Yes. For a long time in Chile, trade unions have been sectional, only responding to their own demands. With this protest movement we have seen them responding to broad, popular demands. They are not only miners’ problems, or the fishermen’s problems, or transport workers’ problems — they are society’s problems.
On Monday, some of the unions decided to stop working and join the demonstrations. This included important sectors like mining, which we call the ‘salary of the country’ because of its importance to Chile, and the ports. But it has also been interesting to see the power of the metro workers. On the first Friday, the head of their union spoke about how the police repression was also putting their workers in danger in the stations. This put them very much in line with the broader protest movement.

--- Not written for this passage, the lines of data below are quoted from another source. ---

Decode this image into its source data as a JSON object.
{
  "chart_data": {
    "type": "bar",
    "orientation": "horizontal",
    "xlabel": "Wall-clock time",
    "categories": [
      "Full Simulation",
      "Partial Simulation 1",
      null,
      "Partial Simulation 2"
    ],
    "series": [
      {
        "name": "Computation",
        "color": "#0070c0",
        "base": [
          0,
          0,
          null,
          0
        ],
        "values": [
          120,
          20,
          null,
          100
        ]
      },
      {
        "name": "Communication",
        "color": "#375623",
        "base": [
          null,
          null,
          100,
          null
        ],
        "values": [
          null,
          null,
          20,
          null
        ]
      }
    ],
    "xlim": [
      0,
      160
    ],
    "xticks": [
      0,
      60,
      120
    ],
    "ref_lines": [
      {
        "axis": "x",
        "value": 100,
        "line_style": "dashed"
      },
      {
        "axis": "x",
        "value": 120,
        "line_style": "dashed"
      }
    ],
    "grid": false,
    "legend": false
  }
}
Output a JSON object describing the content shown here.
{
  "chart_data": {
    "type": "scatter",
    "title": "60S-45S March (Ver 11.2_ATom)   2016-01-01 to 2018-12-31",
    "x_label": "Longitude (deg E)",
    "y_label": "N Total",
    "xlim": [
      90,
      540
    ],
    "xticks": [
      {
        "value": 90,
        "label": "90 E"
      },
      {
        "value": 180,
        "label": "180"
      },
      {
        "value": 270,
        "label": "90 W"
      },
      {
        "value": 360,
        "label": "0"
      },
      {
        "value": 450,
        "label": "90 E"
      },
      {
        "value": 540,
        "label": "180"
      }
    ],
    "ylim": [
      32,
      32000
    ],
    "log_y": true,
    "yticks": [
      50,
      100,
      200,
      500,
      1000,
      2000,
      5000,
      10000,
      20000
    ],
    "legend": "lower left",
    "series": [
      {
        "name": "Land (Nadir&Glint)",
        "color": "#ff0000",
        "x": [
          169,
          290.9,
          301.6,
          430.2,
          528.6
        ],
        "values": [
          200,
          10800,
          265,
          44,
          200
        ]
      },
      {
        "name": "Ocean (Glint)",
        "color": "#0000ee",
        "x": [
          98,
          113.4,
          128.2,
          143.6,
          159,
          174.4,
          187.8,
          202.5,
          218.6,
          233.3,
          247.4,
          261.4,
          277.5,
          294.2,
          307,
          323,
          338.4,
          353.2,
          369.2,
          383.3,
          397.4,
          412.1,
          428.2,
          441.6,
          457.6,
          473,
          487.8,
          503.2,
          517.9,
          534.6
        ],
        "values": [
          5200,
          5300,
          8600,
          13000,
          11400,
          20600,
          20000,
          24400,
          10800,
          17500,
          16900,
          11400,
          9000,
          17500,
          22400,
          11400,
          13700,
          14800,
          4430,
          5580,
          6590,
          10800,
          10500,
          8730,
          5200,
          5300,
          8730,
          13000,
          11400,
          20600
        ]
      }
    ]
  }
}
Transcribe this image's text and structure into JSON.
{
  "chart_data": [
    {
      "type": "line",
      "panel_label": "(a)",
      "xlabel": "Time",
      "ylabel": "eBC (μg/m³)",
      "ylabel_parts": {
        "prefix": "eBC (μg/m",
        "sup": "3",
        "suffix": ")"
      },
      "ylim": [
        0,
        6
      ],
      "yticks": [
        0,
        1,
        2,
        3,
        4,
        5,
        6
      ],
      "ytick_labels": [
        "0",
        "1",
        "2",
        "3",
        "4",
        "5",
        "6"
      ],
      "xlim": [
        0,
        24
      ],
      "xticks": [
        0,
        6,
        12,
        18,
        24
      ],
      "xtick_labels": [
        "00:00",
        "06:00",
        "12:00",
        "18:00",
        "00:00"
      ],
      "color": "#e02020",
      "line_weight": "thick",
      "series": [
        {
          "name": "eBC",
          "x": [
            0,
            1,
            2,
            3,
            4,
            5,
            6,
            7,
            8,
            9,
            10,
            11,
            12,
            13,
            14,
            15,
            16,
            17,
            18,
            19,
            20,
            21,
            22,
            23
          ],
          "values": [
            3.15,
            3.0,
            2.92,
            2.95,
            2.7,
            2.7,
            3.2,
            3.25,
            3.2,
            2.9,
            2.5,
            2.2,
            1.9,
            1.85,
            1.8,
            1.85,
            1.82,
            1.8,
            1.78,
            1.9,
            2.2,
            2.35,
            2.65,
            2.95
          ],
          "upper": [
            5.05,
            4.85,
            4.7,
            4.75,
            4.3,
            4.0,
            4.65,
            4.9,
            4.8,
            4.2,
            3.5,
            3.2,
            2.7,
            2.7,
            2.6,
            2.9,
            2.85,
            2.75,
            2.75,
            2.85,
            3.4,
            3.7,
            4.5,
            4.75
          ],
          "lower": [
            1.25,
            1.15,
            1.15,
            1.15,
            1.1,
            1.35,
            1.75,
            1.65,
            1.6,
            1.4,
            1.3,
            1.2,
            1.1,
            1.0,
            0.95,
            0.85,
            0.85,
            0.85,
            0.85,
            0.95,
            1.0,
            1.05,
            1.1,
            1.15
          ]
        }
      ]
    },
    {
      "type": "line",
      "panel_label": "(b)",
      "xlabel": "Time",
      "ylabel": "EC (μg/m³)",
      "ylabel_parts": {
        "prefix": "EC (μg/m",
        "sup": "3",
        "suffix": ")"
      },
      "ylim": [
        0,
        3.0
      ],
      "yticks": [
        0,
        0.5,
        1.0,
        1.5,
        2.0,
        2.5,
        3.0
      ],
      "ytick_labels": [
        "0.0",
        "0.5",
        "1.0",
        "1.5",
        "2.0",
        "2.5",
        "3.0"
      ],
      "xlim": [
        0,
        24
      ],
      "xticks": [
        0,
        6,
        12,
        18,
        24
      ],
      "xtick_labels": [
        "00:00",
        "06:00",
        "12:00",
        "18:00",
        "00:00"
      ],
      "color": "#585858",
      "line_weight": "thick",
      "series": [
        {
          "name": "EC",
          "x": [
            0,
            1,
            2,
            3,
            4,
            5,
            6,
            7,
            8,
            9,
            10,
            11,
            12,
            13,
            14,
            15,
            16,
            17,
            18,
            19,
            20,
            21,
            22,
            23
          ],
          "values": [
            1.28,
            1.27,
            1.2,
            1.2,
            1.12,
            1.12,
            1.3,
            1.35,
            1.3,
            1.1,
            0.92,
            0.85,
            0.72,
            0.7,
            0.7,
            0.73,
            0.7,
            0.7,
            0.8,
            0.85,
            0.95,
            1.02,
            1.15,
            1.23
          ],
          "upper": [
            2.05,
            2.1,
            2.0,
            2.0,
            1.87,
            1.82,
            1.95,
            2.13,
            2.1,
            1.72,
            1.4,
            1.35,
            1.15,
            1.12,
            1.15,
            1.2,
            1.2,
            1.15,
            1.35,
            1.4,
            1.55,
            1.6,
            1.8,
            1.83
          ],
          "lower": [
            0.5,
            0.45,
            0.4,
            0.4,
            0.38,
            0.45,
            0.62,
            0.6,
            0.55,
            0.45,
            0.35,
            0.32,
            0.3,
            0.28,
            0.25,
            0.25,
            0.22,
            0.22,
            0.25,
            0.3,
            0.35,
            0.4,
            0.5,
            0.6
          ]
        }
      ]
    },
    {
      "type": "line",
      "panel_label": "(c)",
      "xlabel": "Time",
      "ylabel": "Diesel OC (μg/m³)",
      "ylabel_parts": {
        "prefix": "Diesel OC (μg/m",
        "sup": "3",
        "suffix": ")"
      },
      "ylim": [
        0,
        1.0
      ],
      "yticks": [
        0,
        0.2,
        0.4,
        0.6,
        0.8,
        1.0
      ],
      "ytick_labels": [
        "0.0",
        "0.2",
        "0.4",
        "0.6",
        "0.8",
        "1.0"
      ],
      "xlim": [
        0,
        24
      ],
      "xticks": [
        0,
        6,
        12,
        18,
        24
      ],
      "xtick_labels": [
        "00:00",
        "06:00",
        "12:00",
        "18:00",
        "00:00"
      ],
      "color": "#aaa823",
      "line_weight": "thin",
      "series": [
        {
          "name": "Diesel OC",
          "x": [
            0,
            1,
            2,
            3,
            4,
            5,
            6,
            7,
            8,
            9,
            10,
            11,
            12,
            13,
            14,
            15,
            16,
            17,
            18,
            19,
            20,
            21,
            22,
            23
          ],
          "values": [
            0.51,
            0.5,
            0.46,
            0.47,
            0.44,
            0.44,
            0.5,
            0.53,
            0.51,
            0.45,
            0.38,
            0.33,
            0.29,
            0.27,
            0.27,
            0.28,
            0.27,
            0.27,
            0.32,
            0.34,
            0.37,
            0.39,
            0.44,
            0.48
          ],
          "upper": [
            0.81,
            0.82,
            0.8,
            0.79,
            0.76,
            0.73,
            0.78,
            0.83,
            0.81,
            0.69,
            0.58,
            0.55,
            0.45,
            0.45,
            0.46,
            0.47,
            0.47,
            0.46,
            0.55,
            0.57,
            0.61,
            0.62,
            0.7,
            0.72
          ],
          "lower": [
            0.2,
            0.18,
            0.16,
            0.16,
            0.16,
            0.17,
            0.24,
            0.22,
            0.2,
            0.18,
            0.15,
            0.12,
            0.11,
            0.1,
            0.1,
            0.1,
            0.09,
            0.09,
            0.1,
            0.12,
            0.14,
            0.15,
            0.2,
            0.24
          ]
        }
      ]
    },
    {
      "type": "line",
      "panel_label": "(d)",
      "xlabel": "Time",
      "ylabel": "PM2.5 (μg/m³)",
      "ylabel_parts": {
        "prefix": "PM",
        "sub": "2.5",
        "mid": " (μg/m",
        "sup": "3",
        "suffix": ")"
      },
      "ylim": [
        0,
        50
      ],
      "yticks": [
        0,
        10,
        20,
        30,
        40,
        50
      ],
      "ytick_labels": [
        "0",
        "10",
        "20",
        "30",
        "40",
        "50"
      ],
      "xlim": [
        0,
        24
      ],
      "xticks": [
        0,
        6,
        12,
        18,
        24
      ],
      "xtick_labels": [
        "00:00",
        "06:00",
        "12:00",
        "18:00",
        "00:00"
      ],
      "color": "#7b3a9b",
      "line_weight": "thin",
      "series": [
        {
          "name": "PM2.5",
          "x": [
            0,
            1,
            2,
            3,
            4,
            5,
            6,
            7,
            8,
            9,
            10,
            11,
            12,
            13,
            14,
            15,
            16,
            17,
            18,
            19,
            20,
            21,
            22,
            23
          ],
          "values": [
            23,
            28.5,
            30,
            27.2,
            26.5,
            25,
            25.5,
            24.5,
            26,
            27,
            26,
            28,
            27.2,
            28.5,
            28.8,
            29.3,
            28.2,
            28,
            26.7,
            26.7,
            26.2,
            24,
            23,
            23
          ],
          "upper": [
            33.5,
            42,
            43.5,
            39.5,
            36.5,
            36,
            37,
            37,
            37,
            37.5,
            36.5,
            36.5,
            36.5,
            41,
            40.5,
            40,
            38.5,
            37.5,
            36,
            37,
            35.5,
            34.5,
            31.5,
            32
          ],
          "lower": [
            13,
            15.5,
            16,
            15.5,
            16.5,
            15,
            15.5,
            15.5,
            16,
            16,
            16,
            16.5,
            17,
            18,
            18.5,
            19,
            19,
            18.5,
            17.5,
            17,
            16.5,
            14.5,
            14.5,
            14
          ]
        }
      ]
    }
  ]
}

The unions then called a general strike which coincided with the mass protests on Wednesday, and they also supported the demonstrations this weekend.
What are the movement’s prospects of success?
It is difficult to say because there isn’t a single spokesperson who articulates the movement’s demands. It is very diffuse — so, in the first instance, the response has to come from the government. Piñera had the opportunity to propose reforms that would satisfy the anger and he didn’t. So now we will see where it goes.
Social movements like this can ignite very quickly. But the risk is always that they cannot burn for a long time. People have to go back to work, after a while they want things to return to normal. I do think it’s a risk that this movement has such little institutional form. In my view, unless its demands are taken forward by the Left it could result in no real change in the long term. Because right now no-one can be specific — for instance, we can’t say the movement wants to raise the minimum wage X% and then, if the government concedes, claim a victory.
It’s clear that this movement is not just addressing this or that issue. It is raising questions which go right to the roots. So I think we need to demand a new constitution. Our constitution today is the heritage of neoliberalism in Chile, dating back to Pinochet and the Chicago Boys. To change things fundamentally we need to cut those roots. We need to create new rules of the game.
We need a completely new constitution, created by a constituent assembly, with all kinds of social representatives involved. That would give real power to the people and encourage a much-needed new culture of participation, involvement and social commitment to the political space. The president, the parliament, the political parties today are not representing the people’s voice. They haven’t done it for decades, why should they start now?